Bu felaket sıradandır deyip hiçbirimiz geçemeyiz. Bu yangının etrafında dönen bütün bu eksikliklerin aslında mevcut sistemin eksikliğinin göstergesi olduğunu hepimiz biliyoruz. Bu felaketin nedeni aşırı merkeziyetçi yönetimdir, liyakatsiz atamalardır. Kurumların içini boşaltan rantçı ve rüşvetçi anlayışın ta kendisidir. Bu facianın asıl sorumlusu, bütün yetki kendi elinde olsun diye yerel yönetimlerin yetkisini sınırlandıran ve yerelin yetkilerini merkeze tahvil eden anlayışın ta kendisidir. Muhalefet kazanınca kayyım atayayım, olmazsa yerel yönetimin yetkilerine el koyayım diyen anlayış bu felaketlere zemin hazırlamaktadır. Türkiye hem yüz ölçümü bakımından hem de nüfusu bakımından büyük bir ülkedir. Yangın, deprem, sel vb. felaketlerin can kaybıyla sonuçlanmaması için kent kent hem alt yapının hem üst yapının en iyi şekilde inşa edilmesi gerekir. Bu da yerelin yetkisinde olmalıdır. Yerele bu olanaklar tanınmalıdır. Aynı biçimde merkezi hükümete düşen görev de düzgün bir denetim mekanizması kurmaktır. Bunları yapabilirsek, bu felaketlerin ve faciaların ölümle sonuçlanmasını pekala engelleyebiliriz. Bu zor değil. Ancak iktidar, yapı denetimlerini dahi özel şirketlere verdi. Müteahhitler artık yapı denetim şirketlerini kendileri kuruyor. Biz bunu 6 Şubat depreminde o kadar büyük bir acıyla deneyimledik ki. Müteahhit kendi denetim şirketini kuruyor, denetimini kendi kendine yapıyor.
 
Kayyım atanmış, yetkileri sınırlandırılmış, felç edilmiş yerel yönetimler Türkiye'yi felakete sürükler
 
Yerel yönetimlerin yetkilerini bakanlıklara devrediyorlar. Bakanlıklar gerçek bir denetim yapmıyor ve rüşvet ağına bulaşmış durumda. Kayyım atanmış, yetkileri sınırlandırılmış, felç edilmiş yerel yönetimler Türkiye'yi felakete sürükler. Yetkileri ve olanakları artırılmış olan, merkezi hükümet tarafından denetlenen yerel yönetimler ise insan ve yaşam kurtarır.

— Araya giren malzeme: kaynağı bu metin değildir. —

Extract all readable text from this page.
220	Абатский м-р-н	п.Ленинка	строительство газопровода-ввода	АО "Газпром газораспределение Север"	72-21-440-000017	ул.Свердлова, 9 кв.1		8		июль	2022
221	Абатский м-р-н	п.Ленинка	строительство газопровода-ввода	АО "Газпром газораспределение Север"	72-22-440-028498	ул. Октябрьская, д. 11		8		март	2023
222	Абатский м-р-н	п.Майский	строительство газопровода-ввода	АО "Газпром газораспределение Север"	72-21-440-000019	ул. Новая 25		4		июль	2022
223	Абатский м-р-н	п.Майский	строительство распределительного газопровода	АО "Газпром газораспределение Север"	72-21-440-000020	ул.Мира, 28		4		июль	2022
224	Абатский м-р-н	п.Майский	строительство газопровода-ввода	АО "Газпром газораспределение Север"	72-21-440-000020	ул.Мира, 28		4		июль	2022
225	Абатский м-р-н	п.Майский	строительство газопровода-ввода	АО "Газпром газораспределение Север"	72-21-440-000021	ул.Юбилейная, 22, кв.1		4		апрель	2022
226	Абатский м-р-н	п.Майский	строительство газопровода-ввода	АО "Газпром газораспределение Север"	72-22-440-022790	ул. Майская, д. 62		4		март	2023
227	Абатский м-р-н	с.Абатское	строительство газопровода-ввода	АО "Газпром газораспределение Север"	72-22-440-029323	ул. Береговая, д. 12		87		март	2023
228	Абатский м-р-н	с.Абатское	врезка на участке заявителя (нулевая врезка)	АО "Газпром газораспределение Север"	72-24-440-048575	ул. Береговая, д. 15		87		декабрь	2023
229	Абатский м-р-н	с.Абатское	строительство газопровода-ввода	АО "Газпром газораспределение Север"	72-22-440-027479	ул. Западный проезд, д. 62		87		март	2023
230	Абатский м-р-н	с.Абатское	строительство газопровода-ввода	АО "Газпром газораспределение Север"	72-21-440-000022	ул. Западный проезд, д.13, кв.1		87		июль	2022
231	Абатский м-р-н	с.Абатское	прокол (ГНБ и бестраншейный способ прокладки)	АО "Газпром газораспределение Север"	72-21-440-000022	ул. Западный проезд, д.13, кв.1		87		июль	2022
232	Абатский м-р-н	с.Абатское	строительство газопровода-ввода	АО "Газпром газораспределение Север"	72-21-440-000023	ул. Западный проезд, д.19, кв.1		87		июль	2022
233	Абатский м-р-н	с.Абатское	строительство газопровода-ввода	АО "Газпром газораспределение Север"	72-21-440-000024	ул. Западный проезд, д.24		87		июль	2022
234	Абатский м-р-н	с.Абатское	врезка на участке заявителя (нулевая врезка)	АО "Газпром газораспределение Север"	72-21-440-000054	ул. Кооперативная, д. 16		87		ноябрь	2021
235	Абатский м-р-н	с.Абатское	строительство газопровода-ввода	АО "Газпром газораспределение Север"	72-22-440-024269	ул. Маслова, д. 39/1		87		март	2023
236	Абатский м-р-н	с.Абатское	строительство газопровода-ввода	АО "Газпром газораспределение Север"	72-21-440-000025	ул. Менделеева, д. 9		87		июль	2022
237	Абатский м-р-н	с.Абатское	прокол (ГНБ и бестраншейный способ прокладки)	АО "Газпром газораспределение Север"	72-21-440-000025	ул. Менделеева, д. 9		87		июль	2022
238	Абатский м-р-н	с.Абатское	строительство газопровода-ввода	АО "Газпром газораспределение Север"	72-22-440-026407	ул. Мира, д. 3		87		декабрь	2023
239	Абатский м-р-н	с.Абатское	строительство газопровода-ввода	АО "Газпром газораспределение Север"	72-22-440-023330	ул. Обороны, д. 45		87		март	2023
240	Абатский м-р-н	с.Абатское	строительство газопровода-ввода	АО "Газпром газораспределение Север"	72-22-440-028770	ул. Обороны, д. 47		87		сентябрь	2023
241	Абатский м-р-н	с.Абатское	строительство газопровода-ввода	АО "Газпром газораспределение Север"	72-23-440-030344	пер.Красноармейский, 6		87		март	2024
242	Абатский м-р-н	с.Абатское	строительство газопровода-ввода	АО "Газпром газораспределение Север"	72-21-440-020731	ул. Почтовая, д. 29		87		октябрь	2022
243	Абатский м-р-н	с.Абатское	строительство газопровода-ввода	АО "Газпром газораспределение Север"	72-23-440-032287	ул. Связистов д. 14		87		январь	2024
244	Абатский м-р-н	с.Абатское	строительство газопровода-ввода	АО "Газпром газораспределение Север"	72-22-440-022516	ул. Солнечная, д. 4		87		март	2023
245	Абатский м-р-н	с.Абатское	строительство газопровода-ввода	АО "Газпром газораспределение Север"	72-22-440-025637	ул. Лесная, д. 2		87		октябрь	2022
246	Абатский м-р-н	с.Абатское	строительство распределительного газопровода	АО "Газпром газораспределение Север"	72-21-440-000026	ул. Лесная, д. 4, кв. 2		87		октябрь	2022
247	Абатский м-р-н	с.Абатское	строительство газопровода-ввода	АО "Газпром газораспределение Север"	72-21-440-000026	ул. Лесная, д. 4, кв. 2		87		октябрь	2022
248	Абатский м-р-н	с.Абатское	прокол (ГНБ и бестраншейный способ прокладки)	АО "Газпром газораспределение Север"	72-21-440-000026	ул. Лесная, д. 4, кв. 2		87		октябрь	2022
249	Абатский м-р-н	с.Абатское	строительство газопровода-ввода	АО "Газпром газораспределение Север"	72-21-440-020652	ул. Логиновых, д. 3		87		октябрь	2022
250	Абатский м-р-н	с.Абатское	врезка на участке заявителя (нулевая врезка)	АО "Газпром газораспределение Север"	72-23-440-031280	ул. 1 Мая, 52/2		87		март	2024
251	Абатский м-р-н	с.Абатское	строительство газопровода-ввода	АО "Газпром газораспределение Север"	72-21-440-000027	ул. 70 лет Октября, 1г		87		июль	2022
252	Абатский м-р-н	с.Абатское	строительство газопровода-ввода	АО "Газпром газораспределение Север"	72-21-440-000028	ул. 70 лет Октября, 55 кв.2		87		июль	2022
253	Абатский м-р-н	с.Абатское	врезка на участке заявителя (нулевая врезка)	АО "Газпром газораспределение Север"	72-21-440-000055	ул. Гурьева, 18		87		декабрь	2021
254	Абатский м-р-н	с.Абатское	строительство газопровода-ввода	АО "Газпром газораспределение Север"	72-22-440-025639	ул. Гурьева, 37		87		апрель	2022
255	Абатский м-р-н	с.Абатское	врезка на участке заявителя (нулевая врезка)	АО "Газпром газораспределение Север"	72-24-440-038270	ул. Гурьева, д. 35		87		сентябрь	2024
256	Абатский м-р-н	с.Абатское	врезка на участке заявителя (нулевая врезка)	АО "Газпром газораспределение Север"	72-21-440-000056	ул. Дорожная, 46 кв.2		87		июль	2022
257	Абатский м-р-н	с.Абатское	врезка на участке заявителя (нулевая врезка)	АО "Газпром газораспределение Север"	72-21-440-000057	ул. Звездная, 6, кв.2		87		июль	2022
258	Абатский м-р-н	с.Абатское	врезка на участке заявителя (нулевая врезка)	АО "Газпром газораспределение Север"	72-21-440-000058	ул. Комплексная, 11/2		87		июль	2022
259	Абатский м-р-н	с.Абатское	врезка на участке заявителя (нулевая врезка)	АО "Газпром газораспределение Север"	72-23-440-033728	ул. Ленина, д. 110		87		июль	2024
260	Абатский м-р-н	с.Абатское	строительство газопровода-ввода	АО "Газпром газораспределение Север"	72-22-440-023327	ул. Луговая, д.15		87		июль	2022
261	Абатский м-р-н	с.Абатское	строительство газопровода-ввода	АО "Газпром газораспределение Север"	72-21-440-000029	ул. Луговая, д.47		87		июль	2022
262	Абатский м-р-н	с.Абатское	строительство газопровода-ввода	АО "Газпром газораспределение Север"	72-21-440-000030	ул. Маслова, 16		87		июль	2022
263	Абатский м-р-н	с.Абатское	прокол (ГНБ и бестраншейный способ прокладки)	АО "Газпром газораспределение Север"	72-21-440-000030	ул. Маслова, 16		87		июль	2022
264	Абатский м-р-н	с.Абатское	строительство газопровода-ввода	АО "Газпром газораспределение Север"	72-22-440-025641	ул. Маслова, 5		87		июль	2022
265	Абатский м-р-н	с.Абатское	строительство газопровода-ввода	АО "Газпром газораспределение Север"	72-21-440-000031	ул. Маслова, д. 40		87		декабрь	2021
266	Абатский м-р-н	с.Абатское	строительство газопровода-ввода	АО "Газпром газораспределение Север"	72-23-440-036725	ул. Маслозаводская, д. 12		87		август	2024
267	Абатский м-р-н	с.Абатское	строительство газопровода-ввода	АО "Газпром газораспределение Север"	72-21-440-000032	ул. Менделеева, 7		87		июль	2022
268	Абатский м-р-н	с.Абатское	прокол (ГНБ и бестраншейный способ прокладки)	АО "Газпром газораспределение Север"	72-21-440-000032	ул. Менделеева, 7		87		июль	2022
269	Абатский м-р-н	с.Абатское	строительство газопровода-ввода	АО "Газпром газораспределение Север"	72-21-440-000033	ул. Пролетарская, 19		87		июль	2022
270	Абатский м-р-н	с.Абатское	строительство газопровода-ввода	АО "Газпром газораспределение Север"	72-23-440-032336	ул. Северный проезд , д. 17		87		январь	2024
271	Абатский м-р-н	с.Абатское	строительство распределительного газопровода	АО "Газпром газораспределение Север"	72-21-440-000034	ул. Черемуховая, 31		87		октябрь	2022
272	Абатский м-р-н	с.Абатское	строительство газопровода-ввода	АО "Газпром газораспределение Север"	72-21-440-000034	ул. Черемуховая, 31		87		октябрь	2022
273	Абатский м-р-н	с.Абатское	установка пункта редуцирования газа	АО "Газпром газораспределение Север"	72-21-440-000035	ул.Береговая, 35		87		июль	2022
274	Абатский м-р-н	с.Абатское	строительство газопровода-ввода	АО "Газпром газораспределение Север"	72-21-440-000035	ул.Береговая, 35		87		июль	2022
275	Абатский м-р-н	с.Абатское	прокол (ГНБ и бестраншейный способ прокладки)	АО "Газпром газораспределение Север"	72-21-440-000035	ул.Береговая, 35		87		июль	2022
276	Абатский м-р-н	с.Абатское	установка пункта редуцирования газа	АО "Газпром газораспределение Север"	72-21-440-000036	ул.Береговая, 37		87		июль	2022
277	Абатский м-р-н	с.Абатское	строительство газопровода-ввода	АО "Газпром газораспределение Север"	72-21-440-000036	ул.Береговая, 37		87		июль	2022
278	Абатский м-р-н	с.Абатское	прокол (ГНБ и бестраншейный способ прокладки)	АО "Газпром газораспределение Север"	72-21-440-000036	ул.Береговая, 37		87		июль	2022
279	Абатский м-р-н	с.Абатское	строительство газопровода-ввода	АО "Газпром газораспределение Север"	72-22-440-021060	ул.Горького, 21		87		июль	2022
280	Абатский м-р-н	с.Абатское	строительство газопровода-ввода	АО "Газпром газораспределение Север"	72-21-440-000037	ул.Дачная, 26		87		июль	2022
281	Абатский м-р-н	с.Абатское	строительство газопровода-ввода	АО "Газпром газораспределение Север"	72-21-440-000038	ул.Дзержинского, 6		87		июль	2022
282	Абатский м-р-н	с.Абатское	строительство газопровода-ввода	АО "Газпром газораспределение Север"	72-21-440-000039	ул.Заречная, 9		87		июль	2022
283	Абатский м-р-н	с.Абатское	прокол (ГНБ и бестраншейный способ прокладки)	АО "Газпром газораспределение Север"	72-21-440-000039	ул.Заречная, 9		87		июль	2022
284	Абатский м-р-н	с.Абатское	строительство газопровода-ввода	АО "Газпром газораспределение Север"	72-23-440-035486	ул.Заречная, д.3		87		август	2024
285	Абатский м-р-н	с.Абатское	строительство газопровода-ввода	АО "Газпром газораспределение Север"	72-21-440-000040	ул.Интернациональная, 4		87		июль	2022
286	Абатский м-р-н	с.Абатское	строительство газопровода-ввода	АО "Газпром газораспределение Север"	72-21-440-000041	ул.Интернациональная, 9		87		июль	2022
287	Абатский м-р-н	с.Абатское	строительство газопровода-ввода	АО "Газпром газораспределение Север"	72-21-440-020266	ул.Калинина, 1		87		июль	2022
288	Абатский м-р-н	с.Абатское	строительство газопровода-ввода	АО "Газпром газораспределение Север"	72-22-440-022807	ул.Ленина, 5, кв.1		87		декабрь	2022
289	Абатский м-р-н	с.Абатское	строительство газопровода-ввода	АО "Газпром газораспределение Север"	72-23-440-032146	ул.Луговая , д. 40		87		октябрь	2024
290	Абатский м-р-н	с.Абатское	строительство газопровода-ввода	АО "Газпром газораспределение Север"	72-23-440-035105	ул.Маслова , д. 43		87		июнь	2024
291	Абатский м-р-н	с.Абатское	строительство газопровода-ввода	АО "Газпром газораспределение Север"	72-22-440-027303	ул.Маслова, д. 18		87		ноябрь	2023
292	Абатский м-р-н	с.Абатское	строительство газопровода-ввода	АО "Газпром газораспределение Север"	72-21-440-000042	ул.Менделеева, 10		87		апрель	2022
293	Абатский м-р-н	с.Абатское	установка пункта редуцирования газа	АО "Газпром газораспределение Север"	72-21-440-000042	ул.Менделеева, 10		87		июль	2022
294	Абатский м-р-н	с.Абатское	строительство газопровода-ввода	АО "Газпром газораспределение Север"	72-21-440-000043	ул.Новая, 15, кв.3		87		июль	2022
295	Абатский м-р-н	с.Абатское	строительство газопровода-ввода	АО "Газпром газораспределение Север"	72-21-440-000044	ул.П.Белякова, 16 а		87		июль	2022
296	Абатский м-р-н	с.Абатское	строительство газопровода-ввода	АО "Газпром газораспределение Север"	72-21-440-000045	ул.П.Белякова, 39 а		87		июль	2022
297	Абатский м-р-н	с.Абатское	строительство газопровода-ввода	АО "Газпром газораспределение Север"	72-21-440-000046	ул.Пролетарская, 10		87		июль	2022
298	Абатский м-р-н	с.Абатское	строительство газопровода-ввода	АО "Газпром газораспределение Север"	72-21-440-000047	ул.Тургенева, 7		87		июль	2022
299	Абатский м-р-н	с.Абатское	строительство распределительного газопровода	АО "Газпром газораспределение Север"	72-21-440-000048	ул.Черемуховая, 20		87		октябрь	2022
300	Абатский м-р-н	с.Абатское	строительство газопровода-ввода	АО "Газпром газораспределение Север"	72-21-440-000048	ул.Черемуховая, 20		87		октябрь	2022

Liyakatsiz atamaların bu ülkenin kurumlarını nasıl çökerttiğine dair çok konuştuk. Yandaşları atıyorlar. Bu yangın felaketinin sorumlusu devletteki tüm kurumlara ve kadrolara yandaşları yerleştiren liyakatsizlik şampiyonu bu iktidardır. Yıllardır ortaya çıkan her katliamda sorumluları cezasızlıkla ödüllendirdiler. Öve öve bitiremedikleri AFAD’ın kağıttan kaplan olduğunu depremde gördük. Çadır ve konserve satan Kızılay’ı gördük. Kurumsal çöküşü gerçekleştiren merkezi anlayış tam da budur. Bu felaketlerin sebebi, devleti şirket gibi yöneten, yurttaşı müşteri gören, yurttaşın canını değersiz bir eşya gibi gören bu iktidardır. Bizler felaketlerin kol gezdiği bir ülkede yaşadığımız için adına kaza dedikleri ama aslında cinayet olan olaylarda ölüyoruz. Daha 2 yıl önce gerçekleşen depremde insanlar, denetlenmeyen ve “imar barışı” adı altında rant alanlarına çevrilen binalarda yaşamlarını kaybetti.
 
Bunlar ne memleketi ne insanını seviyor; bunların sevgileri ranttır, çıkardır, iktidardır
 
Çocuklar tacize uğruyor, katlediliyor. Narin’in ne yaşadığı daha hafızalarımızda dipdiri duruyor. Kadınlar şiddet görüyor, kadınlar her gün katlediliyor. Hayvanlar sokak ortasında eziyetle katlediliyor. Bize reva görülen bu ölümler, iktidarın memleket sevgisinin göstergesidir. Bunlar ne memleketi seviyor ne insanını. Bunların bir tek sevgileri var; o da ranttır, çıkardır, iktidardır. Başka da hiçbir şey yoktur.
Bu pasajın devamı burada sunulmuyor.